I'm surprised by how small the audience is at the Buckhead Theater, but not disappointed - it adds to the music's intimate vibe. Say what you want about chick rock; having sat cross-legged on the floor of Aquarius Records for Iron & Wine, and also having danced like a mom on ecstasy to many a Sean Hayes set, I am here to tell you that chick rock performances are, at their best, the shit.
The audience is mostly female, and Radin is unabashedly hitting on every single one of us, at the same time. This is not hyperbole. About his first song, "Anywhere Your Love Goes," he has this to say: "It's not a love song to a lady. It's a love song to the crowd."
Back to that despair thing. Radin's lyrics aren't original, but the music itself gives them wings. Take this bit from "The Fear You Won't Fall," his closing song ...
"And I know it's easy to say / But it's harder to feel this way / And I miss you more than I should / But I thought I could, Can't get my mind off of you."
If you haven't felt like this, you are either a cyborg, or still in your first relationship. But if you have felt this way - or better, are currently feeling this way, the live delivery of such lyrical content, which falls flat and hard on paper, is kind of crushing. Radin manages to whisper and sing clearly at the same time. How do you even do that? His accompaniment of upright bass, mandolin, drums, and keyboard are layered on with a delicate touch. The stage is decked out in antique lamps and furniture, and I almost wish we were all sitting in armchairs with big glasses of something red or brown.
Radin's stage banter is far and away the most flirtatious I've ever heard. He says that "Today" is about a sophisticated woman he met in France when he was 16 - the lyrics are from a poem he wrote, but never showed her. The fact that he can get away with such a narrative is testament to his musical talent and deadly charm. I've seen him in video footage, though thankfully not tonight, pull off a fedora.

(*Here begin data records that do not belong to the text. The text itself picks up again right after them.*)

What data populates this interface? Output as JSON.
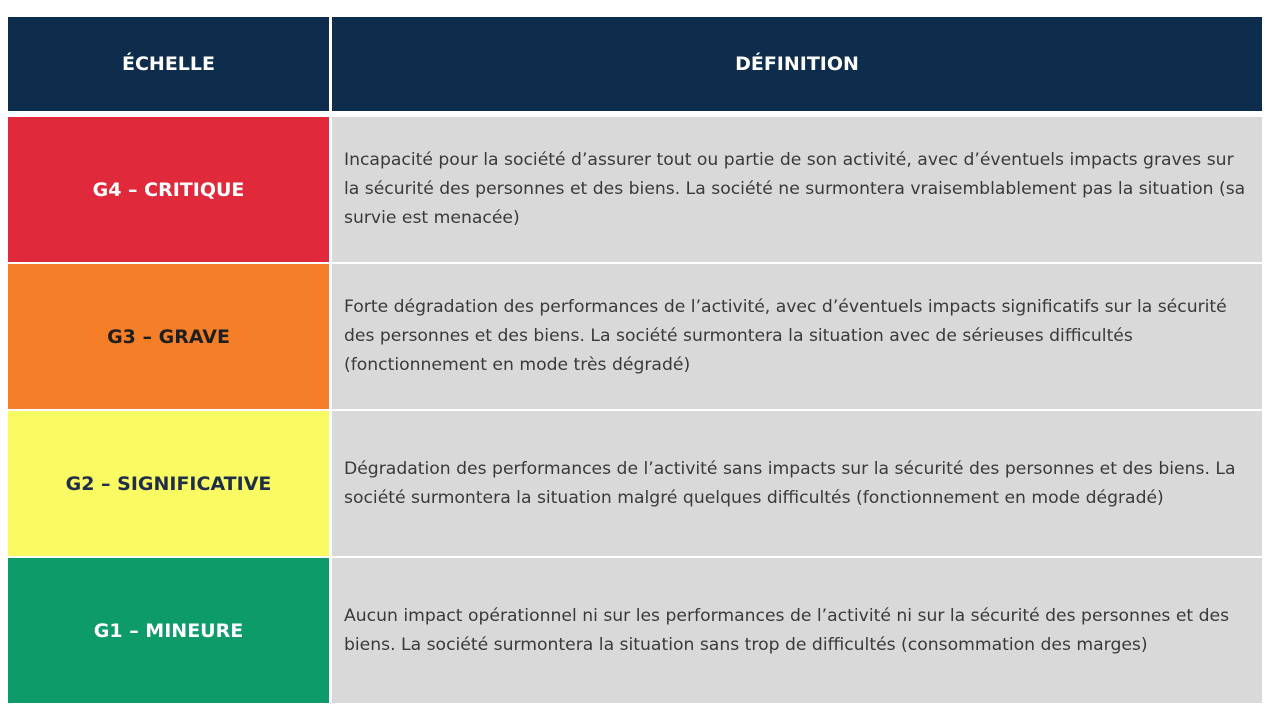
{
  "header": {
    "scale": "ÉCHELLE",
    "definition": "DÉFINITION"
  },
  "colors": {
    "header_bg": "#0e2d4d",
    "definition_bg": "#d9d9d9",
    "g4": "#e0293a",
    "g3": "#f57f29",
    "g2": "#fafa63",
    "g1": "#0d9b6a"
  },
  "rows": [
    {
      "level": "G4 – CRITIQUE",
      "definition": "Incapacité pour la société d’assurer tout ou partie de son activité, avec d’éventuels impacts graves sur la sécurité des personnes et des biens. La société ne surmontera vraisemblablement pas la situation (sa survie est menacée)"
    },
    {
      "level": "G3 – GRAVE",
      "definition": "Forte dégradation des performances de l’activité, avec d’éventuels impacts significatifs sur la sécurité des personnes et des biens. La société surmontera la situation avec de sérieuses difficultés (fonctionnement en mode très dégradé)"
    },
    {
      "level": "G2 – SIGNIFICATIVE",
      "definition": "Dégradation des performances de l’activité sans impacts sur la sécurité des personnes et des biens. La société surmontera la situation malgré quelques difficultés (fonctionnement en mode dégradé)"
    },
    {
      "level": "G1 – MINEURE",
      "definition": "Aucun impact opérationnel ni sur les performances de l’activité ni sur la sécurité des personnes et des biens. La société surmontera la situation sans trop de difficultés (consommation des marges)"
    }
  ]
}
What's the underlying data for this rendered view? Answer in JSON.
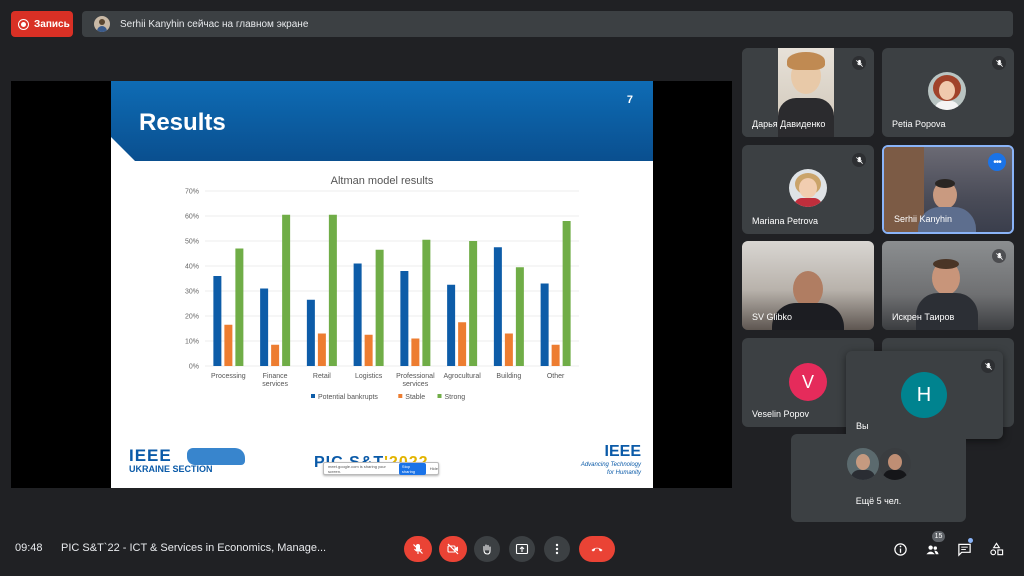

Because I am of the gender that has a lot of estrogen raging through my veins, which is to say that I freak out every time I see a baby, and have never watched an episode of Scrubs without crying (true story - ask my ex), I ask a guy for his opinion. Here is what Brent Bowser has to say: "The show didn't blow me away, but it didn't completely let me down. Joshua engaged the crowd plenty, and really let the audience relax. Also, if you're a single guy, you might want to go to his next show, if you catch my drift."